Когда Жданович совершил обратный переход, неизвестно. Больше было болтовни. Говорили, что он чуть не отморозил ноги, переходя по колено в воде Финский залив, на котором лед уже проседал. Слухи – слухами, но впоследствии поврежденная нога временами начнет отказывать. Боль и онемение будут распространяться на всю левую сторону.
Жданович переживал эту историю еще довольно долго. Он глушил чувство вины работой, буквально – физической работой, овладевая исполнительским мастерством, которое раньше не очень жаловал за чересчур большую долю именно мускульной работы. Писать музыку было еще тяжелей, но мускулы не так явно участвовали.
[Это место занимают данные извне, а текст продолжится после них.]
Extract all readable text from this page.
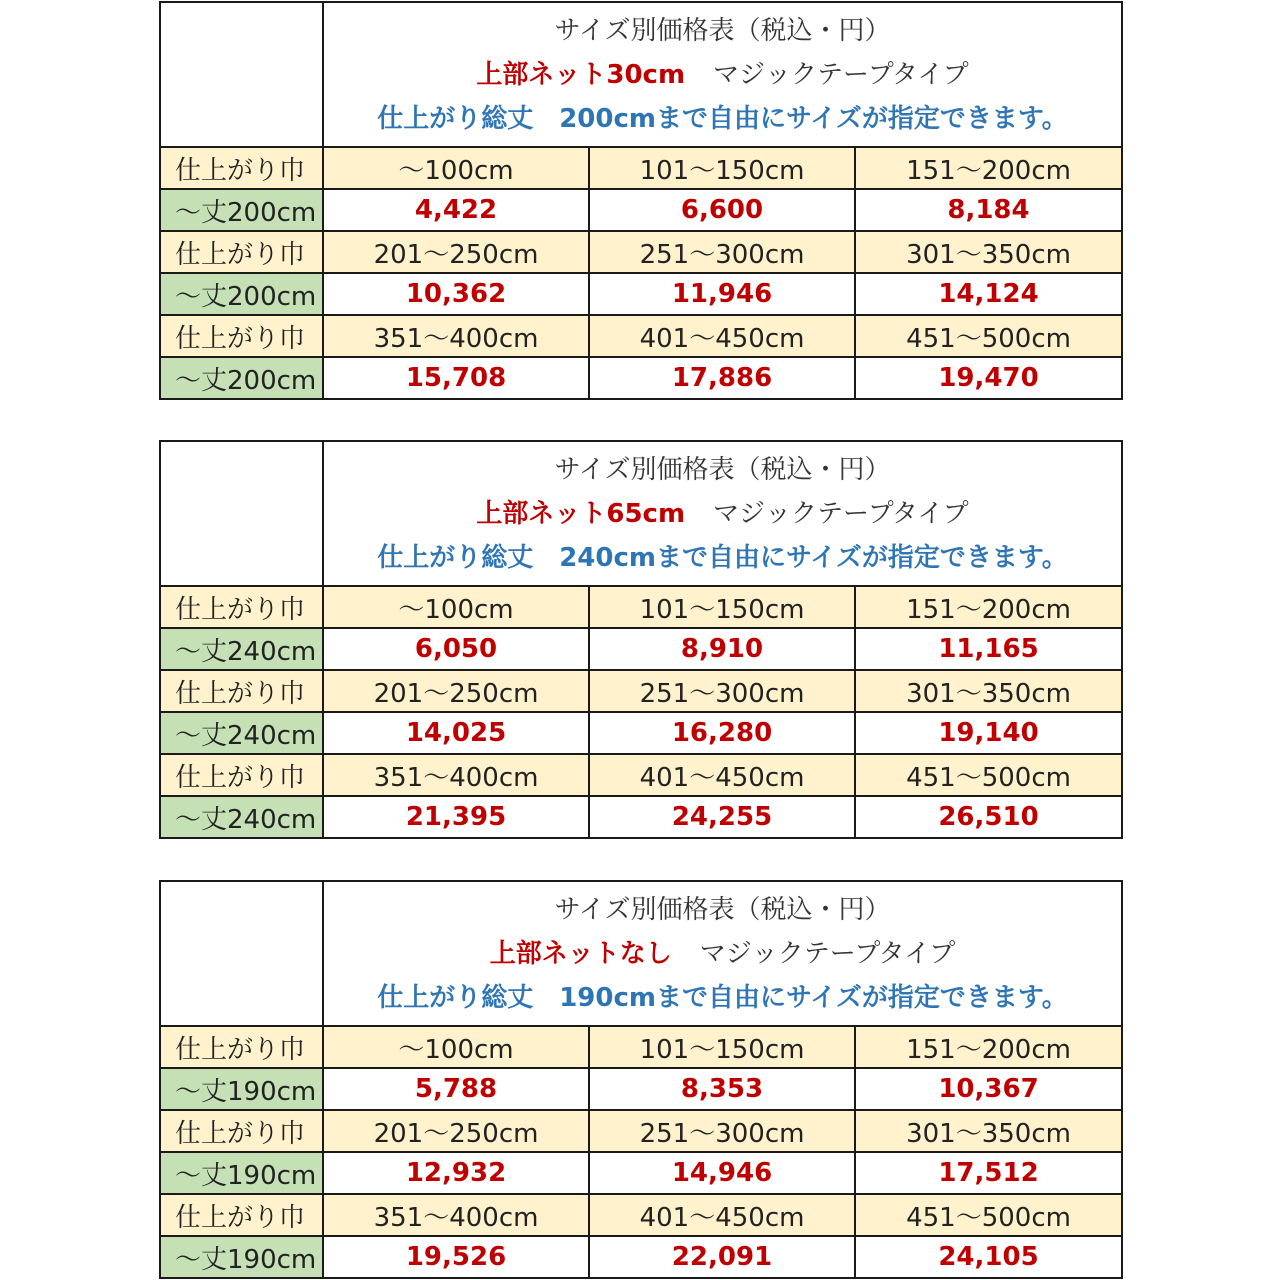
	サイズ別価格表（税込・円）
上部ネット30cm マジックテープタイプ
仕上がり総丈　200cmまで自由にサイズが指定できます。		

仕上がり巾	～100cm	101～150cm	151～200cm
～丈200cm	4,422	6,600	8,184
仕上がり巾	201～250cm	251～300cm	301～350cm
～丈200cm	10,362	11,946	14,124
仕上がり巾	351～400cm	401～450cm	451～500cm
～丈200cm	15,708	17,886	19,470

	サイズ別価格表（税込・円）
上部ネット65cm マジックテープタイプ
仕上がり総丈　240cmまで自由にサイズが指定できます。		

仕上がり巾	～100cm	101～150cm	151～200cm
～丈240cm	6,050	8,910	11,165
仕上がり巾	201～250cm	251～300cm	301～350cm
～丈240cm	14,025	16,280	19,140
仕上がり巾	351～400cm	401～450cm	451～500cm
～丈240cm	21,395	24,255	26,510

	サイズ別価格表（税込・円）
上部ネットなし マジックテープタイプ
仕上がり総丈　190cmまで自由にサイズが指定できます。		

仕上がり巾	～100cm	101～150cm	151～200cm
～丈190cm	5,788	8,353	10,367
仕上がり巾	201～250cm	251～300cm	301～350cm
～丈190cm	12,932	14,946	17,512
仕上がり巾	351～400cm	401～450cm	451～500cm
～丈190cm	19,526	22,091	24,105
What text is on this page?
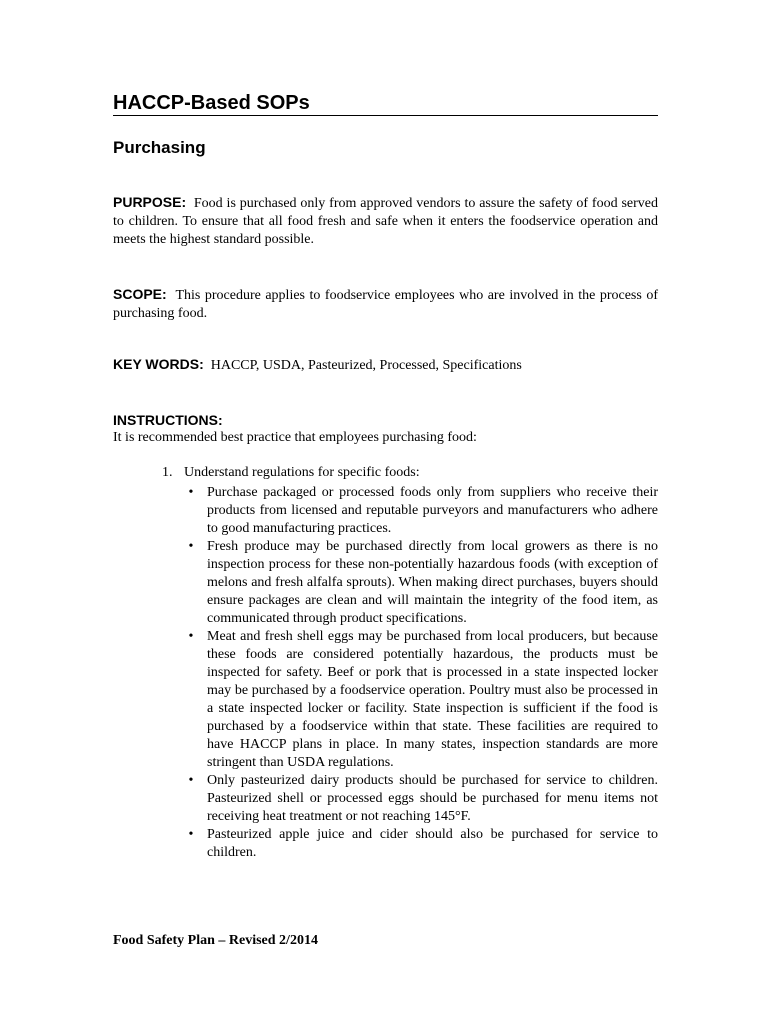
HACCP-Based SOPs
Purchasing
PURPOSE: Food is purchased only from approved vendors to assure the safety of food served to children. To ensure that all food fresh and safe when it enters the foodservice operation and meets the highest standard possible.
SCOPE: This procedure applies to foodservice employees who are involved in the process of purchasing food.
KEY WORDS: HACCP, USDA, Pasteurized, Processed, Specifications
INSTRUCTIONS:
It is recommended best practice that employees purchasing food:
1. Understand regulations for specific foods:
• Purchase packaged or processed foods only from suppliers who receive their products from licensed and reputable purveyors and manufacturers who adhere to good manufacturing practices.
• Fresh produce may be purchased directly from local growers as there is no inspection process for these non-potentially hazardous foods (with exception of melons and fresh alfalfa sprouts). When making direct purchases, buyers should ensure packages are clean and will maintain the integrity of the food item, as communicated through product specifications.
• Meat and fresh shell eggs may be purchased from local producers, but because these foods are considered potentially hazardous, the products must be inspected for safety. Beef or pork that is processed in a state inspected locker may be purchased by a foodservice operation. Poultry must also be processed in a state inspected locker or facility. State inspection is sufficient if the food is purchased by a foodservice within that state. These facilities are required to have HACCP plans in place. In many states, inspection standards are more stringent than USDA regulations.
• Only pasteurized dairy products should be purchased for service to children. Pasteurized shell or processed eggs should be purchased for menu items not receiving heat treatment or not reaching 145°F.
• Pasteurized apple juice and cider should also be purchased for service to children.
Food Safety Plan – Revised 2/2014
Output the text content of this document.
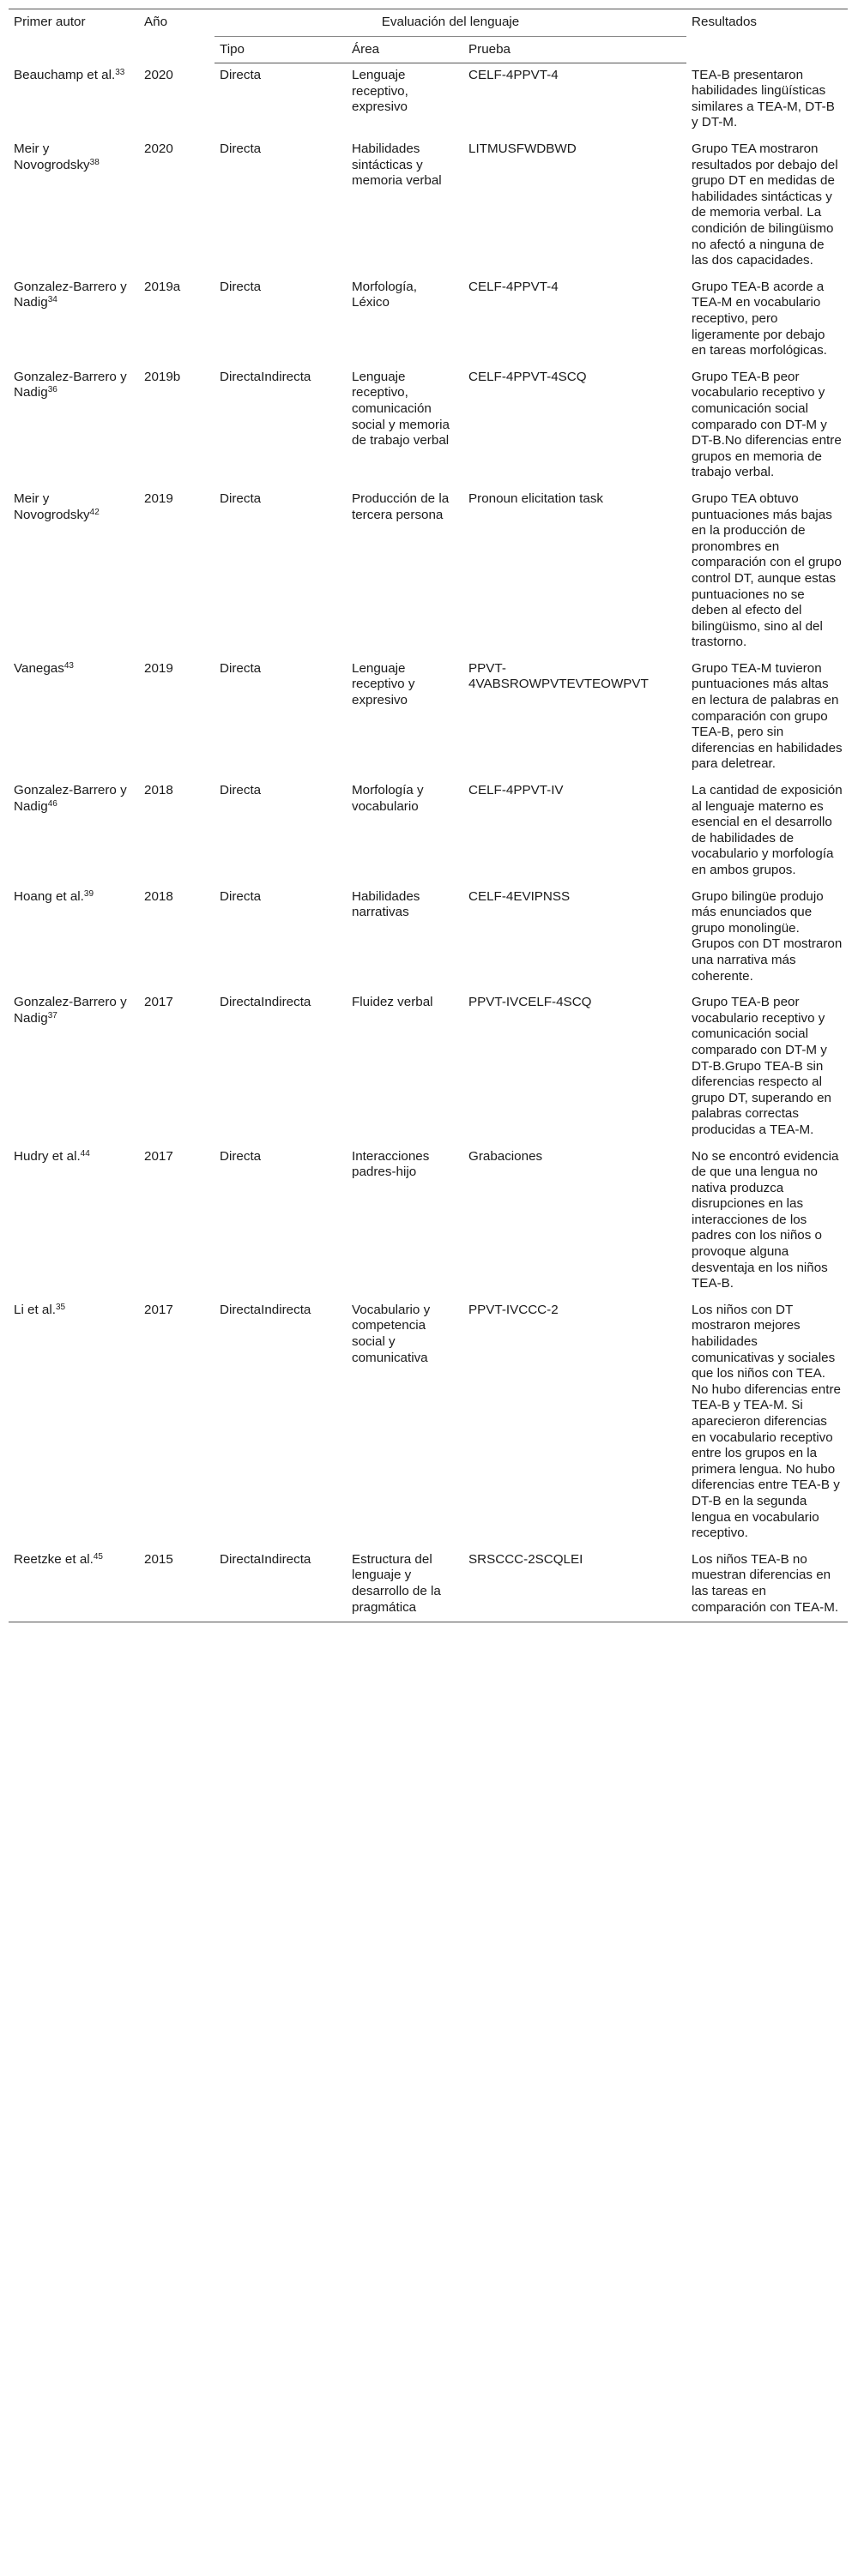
Primer autor	Año	Evaluación del lenguaje			Resultados
		Tipo	Área	Prueba	
Beauchamp et al.$^{33}$	2020	Directa	Lenguaje receptivo, expresivo	CELF-4PPVT-4	TEA-B presentaron habilidades lingüísticas similares a TEA-M, DT-B y DT-M.
Meir y Novogrodsky$^{38}$	2020	Directa	Habilidades sintácticas y memoria verbal	LITMUSFWDBWD	Grupo TEA mostraron resultados por debajo del grupo DT en medidas de habilidades sintácticas y de memoria verbal. La condición de bilingüismo no afectó a ninguna de las dos capacidades.
Gonzalez-Barrero y Nadig$^{34}$	2019a	Directa	Morfología, Léxico	CELF-4PPVT-4	Grupo TEA-B acorde a TEA-M en vocabulario receptivo, pero ligeramente por debajo en tareas morfológicas.
Gonzalez-Barrero y Nadig$^{36}$	2019b	DirectaIndirecta	Lenguaje receptivo, comunicación social y memoria de trabajo verbal	CELF-4PPVT-4SCQ	Grupo TEA-B peor vocabulario receptivo y comunicación social comparado con DT-M y DT-B.No diferencias entre grupos en memoria de trabajo verbal.
Meir y Novogrodsky$^{42}$	2019	Directa	Producción de la tercera persona	Pronoun elicitation task	Grupo TEA obtuvo puntuaciones más bajas en la producción de pronombres en comparación con el grupo control DT, aunque estas puntuaciones no se deben al efecto del bilingüismo, sino al del trastorno.
Vanegas$^{43}$	2019	Directa	Lenguaje receptivo y expresivo	PPVT-4VABSROWPVTEVTEOWPVT	Grupo TEA-M tuvieron puntuaciones más altas en lectura de palabras en comparación con grupo TEA-B, pero sin diferencias en habilidades para deletrear.
Gonzalez-Barrero y Nadig$^{46}$	2018	Directa	Morfología y vocabulario	CELF-4PPVT-IV	La cantidad de exposición al lenguaje materno es esencial en el desarrollo de habilidades de vocabulario y morfología en ambos grupos.
Hoang et al.$^{39}$	2018	Directa	Habilidades narrativas	CELF-4EVIPNSS	Grupo bilingüe produjo más enunciados que grupo monolingüe. Grupos con DT mostraron una narrativa más coherente.
Gonzalez-Barrero y Nadig$^{37}$	2017	DirectaIndirecta	Fluidez verbal	PPVT-IVCELF-4SCQ	Grupo TEA-B peor vocabulario receptivo y comunicación social comparado con DT-M y DT-B.Grupo TEA-B sin diferencias respecto al grupo DT, superando en palabras correctas producidas a TEA-M.
Hudry et al.$^{44}$	2017	Directa	Interacciones padres-hijo	Grabaciones	No se encontró evidencia de que una lengua no nativa produzca disrupciones en las interacciones de los padres con los niños o provoque alguna desventaja en los niños TEA-B.
Li et al.$^{35}$	2017	DirectaIndirecta	Vocabulario y competencia social y comunicativa	PPVT-IVCCC-2	Los niños con DT mostraron mejores habilidades comunicativas y sociales que los niños con TEA. No hubo diferencias entre TEA-B y TEA-M. Si aparecieron diferencias en vocabulario receptivo entre los grupos en la primera lengua. No hubo diferencias entre TEA-B y DT-B en la segunda lengua en vocabulario receptivo.
Reetzke et al.$^{45}$	2015	DirectaIndirecta	Estructura del lenguaje y desarrollo de la pragmática	SRSCCC-2SCQLEI	Los niños TEA-B no muestran diferencias en las tareas en comparación con TEA-M.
Следует сказать, что в свое время он довольно долго не мог выбрать стезю: бабушка и мать хотели, чтобы он стал пианистом-виртуозом, вроде Рубинштейна, ревнивый же наставник Владислава видел в нем дирижера – он феноменально слышал оркестр, до последней скрипки, до малейшей доли, до способа извлечения звуков пальцами из струн, скажем, арфы. Второе и третье места на конкурсах в Москве и Париже положили конец самоистязаниям – не первое место не устраивало категорически. Даже то, что Ш., который шел всегда впереди, тоже не взял первого, не утешало. Он окончательно решил только писать. Писать музыку, большую форму, сонаты, симфонии… Он не знал, что его невольный соперник выбрал тот же путь.
Пока же он за три года одолел Консерваторию сразу по двум классам: исполнительскому и композиции.
Зрелость его сочинений пугала. Молодым он много думал о смерти. Когда о ней думать, если не в молодости? Ведь в молодые годы в нее не веришь всерьез!
Композитор как раз верил «всерьез». Но образ его мыслей и чувств, диктующий ему образ жизни, отвергал страх смерти, относя ее к суете, досадной низменности быта. С этим он быстро разобрался в первом сорьезном опусе: в пестром карнавале жизни смерть – одна из масок. Одинокая страждущая душа сбрасывет домино и уединяется под маской… самого себя! Конечно, такая победа должна быть отмечена замысловатым скерцо. Дань музыке Нового века он не мог не отдать – молодость революционна и требует пересмотра основ. Но Жданович разрушением основ не увлекся. Слишком велико было могущество наследия классиков, зачастую не освоенное. Его дом был там же, где и у Бетховена и Баха.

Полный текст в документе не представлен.